According to Cooper, some of the results of the study were surprising.
“One of the most surprising finds, however, was in a Neanderthal from El Sidrón, who suffered from a dental abscess visible on the jawbone,” Cooper said. “He was eating poplar, which contains the pain killer salicylic acid (the active ingredient of aspirin), and we could also detect a natural antibiotic mold (Penicillium) not seen in the other specimens. Apparently, Neanderthals possessed a good knowledge of medicinal plants and their various anti-inflammatory and pain-relieving properties, and seem to be self-medicating.
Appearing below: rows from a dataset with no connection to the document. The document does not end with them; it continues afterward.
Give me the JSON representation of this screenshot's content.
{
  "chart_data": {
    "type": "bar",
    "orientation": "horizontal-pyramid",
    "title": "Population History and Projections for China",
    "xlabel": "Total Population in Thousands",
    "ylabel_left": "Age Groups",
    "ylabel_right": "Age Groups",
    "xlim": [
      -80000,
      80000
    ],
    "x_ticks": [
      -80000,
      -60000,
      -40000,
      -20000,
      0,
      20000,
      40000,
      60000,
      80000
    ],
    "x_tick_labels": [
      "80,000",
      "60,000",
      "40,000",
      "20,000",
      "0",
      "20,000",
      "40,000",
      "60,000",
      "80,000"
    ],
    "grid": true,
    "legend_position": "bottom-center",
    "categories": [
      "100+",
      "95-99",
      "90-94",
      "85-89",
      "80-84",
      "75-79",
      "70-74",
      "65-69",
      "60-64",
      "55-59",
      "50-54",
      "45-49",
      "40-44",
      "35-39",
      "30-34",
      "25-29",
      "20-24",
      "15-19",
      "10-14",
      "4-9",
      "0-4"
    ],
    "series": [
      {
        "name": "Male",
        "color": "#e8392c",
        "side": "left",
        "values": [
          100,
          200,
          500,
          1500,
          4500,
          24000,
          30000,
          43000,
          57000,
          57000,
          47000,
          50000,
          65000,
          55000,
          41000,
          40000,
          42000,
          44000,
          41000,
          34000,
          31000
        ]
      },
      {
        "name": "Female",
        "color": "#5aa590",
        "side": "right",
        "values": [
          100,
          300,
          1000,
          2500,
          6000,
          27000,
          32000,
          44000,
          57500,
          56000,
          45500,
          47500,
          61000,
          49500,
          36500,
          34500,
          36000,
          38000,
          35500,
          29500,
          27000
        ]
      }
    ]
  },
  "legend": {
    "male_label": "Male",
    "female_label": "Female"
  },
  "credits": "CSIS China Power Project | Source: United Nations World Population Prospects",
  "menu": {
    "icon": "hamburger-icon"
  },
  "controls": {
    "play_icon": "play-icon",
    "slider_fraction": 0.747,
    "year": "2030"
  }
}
“The use of antibiotics would be very surprising, as this is more than 40,000 years before we developed penicillin,” he added. “Certainly our findings contrast markedly with the rather simplistic view of our ancient relatives in popular imagination.”
Neanderthals, ancient and modern humans also shared several disease-causing microbes, including the bacteria that causes dental caries and gum disease. The recently discovered plaque allowed the reconstruction of the oldest microbial genome yet sequenced—Methanobrevibacter oralis, a commensal that can be associated with gum disease.
The genome sequence suggests that Neanderthals and humans were swapping pathogens as recently as 180,000 years ago, long after the divergence of the two species.
The team also discovered how rapidly the oral microbial community has altered in recent history.
The composition of the oral bacterial population in Neanderthals and both ancient and modern humans correlated closely with the amount of meat in the diet, with the Spanish Neanderthals grouping with chimpanzees and human forager ancestors in Africa.
However, the Belgian Neanderthal bacteria were similar to early hunter gatherers and close to modern humans and early farmers.
“Not only can we now access direct evidence of what our ancestors were eating, but differences in diet and lifestyle also seem to be reflected in the commensal bacteria that lived in the mouths of both Neanderthals and modern humans,” professor Keith Dobney, from the University of Liverpool, said in a statement. “Major changes in what we eat have, however, significantly altered the balance of these microbial communities over thousands of years, which in turn continue to have fundamental consequences for our own health and well-being.
“This extraordinary window on the past is providing us with new ways to explore and understand our evolutionary history through the microorganisms that lived in us and with us,” he said.